Every successful person in life has had someone who helped make them that way. Coaches, teachers or mentors who have helped shape their lives and guide them to being the people who make the hard choices and do what is required to be successful. These are the people who inspire, motivate and educate us as we develop and help make us who we are. Like anyone who has ever achieved anything worthwhile, I credit several of these people for making me who I am today. I have great parents, was taught by some fantastic people and have worked for some really inspiring bosses, but I credit one man more than any other as my greatest mentor; Dale Carnegie.
It’s understandable that you would doubt that someone who died more than thirty years before I was born could be my mentor, but it’s important to keep in mind that one doesn’t have to be alive for their impact to be felt. We are after all more than 2000 years since the death of Christ and we’re still learning his teachings. Dale Carnegie might not have ever been with me in person, but his words and life story have shifted and formed my worldview to the point where he has been my biggest influence. From his classic work, How To Win Friends And Influence People, to his lesser known works The Quick And Easy Way To Effective Public Speaking and Lincoln The Unknown, his success has left the clues that I’ve followed. Here are three of my favorites:
There’s Only One Way Under High Heaven To Get Anyone To Do Anything – Make Them Want To Do It
Its the overriding theme of How To Win Friends And Influence People and it’s entirely true. If we want anyone to do anything, we have to make them want to do it and the best way, without question, is to make them feel important. When we make others feel important, they’ll bend over backward to live up to the feeling we’ve given them. It’s the secret to getting the best out of anyone.

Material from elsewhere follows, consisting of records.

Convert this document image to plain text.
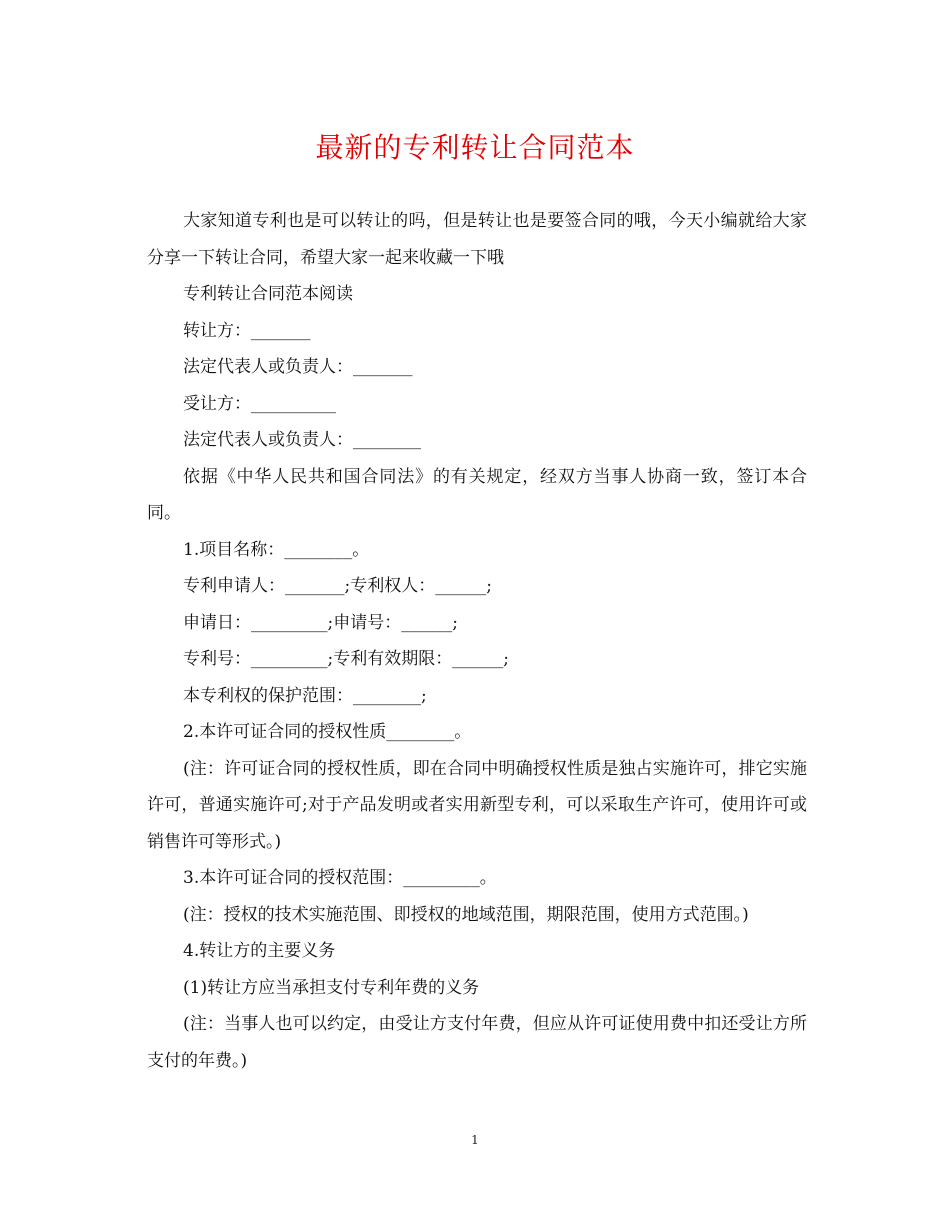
最新的专利转让合同范本

大家知道专利也是可以转让的吗，但是转让也是要签合同的哦，今天小编就给大家分享一下转让合同，希望大家一起来收藏一下哦

专利转让合同范本阅读

转让方：_______

法定代表人或负责人：_______

受让方：__________

法定代表人或负责人：________

依据《中华人民共和国合同法》的有关规定，经双方当事人协商一致，签订本合同。

1.项目名称：________。

专利申请人：_______;专利权人：______;

申请日：_________;申请号：______;

专利号：_________;专利有效期限：______;

本专利权的保护范围：________;

2.本许可证合同的授权性质________。

(注：许可证合同的授权性质，即在合同中明确授权性质是独占实施许可，排它实施许可，普通实施许可;对于产品发明或者实用新型专利，可以采取生产许可，使用许可或销售许可等形式。)

3.本许可证合同的授权范围：_________。

(注：授权的技术实施范围、即授权的地域范围，期限范围，使用方式范围。)

4.转让方的主要义务

(1)转让方应当承担支付专利年费的义务

(注：当事人也可以约定，由受让方支付年费，但应从许可证使用费中扣还受让方所支付的年费。)

1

There Are Three E’s To Effective Public Speaking: Earn The Right, Enthusiastic and Eager to Share
Most people fear public speaking. They fear it because they’re afraid they ‘ll look foolish in front of their peers. It’s typically what happens when we speak about something we’re unfamiliar with. I give speeches, talks, and workshops for a living and I get scared just like everyone else. This is why the Three E’s are so critical. To earn the right, I have to prepare. I have to know my audience, my material and myself. To be enthusiastic, I have to demonstrate the kind of passion that keeps me from being boring. To be eager to share, I have to present my ideas with the urgency that inspires others to act. The Three E’s are the ticket to being successful in front of the room.
Anyone Can Criticize and Most Fools Do
This is a Benjamin Franklin quote made famous by Carnegie has saved every relationship I’ve ever had. I have pretty high standards and it’s really easy for others to let me down. It’s one thing for me to be critical of myself but something different entirely when dealing with others. I believe in being constructive and I believe in giving the feedback that others need to learn and grow, but I avoid criticizing others as much as I possibly can because people don’t believe it anyway and it’s the best way in the world to lose friends and alienate people.
Dale Carnegie, raised on a farm in Missouri, chased his dream all the way to New York where he failed to make it as a stage actor but found fulfillment as a speaker and trainer inspiring millions through time with his message. It’s this biography that I related to first as an Ohio farm kid who has chased greatness across the country, I’m doing my best to find it as a speaker, trainer, and coach. I’ve had a lot of great teachers along the way, but none greater than Dale Carnegie. His message has helped millions improve their work, save their relationships and get past their fear of public speaking. He may have passed decades before I was born, but he has certainly influenced me.